CommuteShare: a ridesharing service for daily commuters using cross-domain urban big data
conference contribution
posted on 2018-01-01, 00:00authored byX Fan, C Xu, F Tang, J Qi, Xiao LiuXiao Liu, L Chen, C Wang
Existing ridesharing services have focused on on-demand trip matching, which resembles traditional taxi dispatching. This may encourage more private vehicles on the road, which aggravate traffic congestions in peak hours rather than alleviating them. We propose CommuteShare, a novel ridesharing service for daily commuters that encourages long-term ridesharing among commuters with similar commuting patterns, to increase the traffic efficiency in peak hours. We first identify commuting private vehicles (CPVs) from traffic records and model their commuting patterns. We then design a dynamic model to formulate the intention level of a CPV driver to offer a ride based on the spatio-temporal convenience and dynamic traffic conditions.

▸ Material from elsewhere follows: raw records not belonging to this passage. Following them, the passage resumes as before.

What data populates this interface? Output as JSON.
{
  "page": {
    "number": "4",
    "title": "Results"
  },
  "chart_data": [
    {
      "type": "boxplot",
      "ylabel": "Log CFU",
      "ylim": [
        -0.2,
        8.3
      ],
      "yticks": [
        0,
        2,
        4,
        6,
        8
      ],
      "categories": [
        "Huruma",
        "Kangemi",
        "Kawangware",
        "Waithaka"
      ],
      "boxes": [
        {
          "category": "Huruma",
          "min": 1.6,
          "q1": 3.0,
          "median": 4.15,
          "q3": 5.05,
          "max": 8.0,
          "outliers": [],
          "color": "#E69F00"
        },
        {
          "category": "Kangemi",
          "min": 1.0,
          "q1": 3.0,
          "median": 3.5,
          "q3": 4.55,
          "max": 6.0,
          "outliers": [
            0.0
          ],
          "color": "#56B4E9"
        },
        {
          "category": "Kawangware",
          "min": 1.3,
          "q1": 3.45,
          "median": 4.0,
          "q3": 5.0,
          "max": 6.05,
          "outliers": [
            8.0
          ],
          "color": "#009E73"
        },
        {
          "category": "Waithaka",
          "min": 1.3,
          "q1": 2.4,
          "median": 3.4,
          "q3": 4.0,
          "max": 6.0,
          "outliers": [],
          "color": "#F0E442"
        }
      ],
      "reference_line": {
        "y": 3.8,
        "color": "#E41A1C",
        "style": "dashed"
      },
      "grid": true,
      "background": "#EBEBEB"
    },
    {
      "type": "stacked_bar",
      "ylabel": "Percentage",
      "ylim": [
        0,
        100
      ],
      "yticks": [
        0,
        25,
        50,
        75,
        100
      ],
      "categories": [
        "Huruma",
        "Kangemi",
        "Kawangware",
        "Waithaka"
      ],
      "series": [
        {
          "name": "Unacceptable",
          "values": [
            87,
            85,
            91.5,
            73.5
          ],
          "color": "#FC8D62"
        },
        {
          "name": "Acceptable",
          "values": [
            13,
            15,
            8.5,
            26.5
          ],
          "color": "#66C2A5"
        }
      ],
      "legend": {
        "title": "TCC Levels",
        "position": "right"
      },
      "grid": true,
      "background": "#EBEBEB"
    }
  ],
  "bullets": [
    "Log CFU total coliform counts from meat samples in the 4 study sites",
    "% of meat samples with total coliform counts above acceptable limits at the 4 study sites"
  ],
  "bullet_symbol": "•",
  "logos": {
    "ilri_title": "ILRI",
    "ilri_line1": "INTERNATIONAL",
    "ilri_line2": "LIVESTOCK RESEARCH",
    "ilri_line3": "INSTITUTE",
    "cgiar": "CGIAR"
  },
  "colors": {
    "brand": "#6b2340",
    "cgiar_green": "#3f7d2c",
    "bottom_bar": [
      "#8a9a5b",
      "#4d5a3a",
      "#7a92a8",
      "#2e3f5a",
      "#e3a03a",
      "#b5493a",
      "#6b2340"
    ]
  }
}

Based on the commuting patterns of the CPVs and the dynamic model of the CPV drivers, we propose a ridesharing algorithm to compute ridesharing matches among CPVs. We perform extensive experiments on three real-world cross-domain urban big datasets from a major city of China. Experimental results show that, using the proposed CommuteShare service, over 5,300 private vehicles can be reduced daily on average during morning peak hours, with a reduction of 7-minute average waiting time for the riders.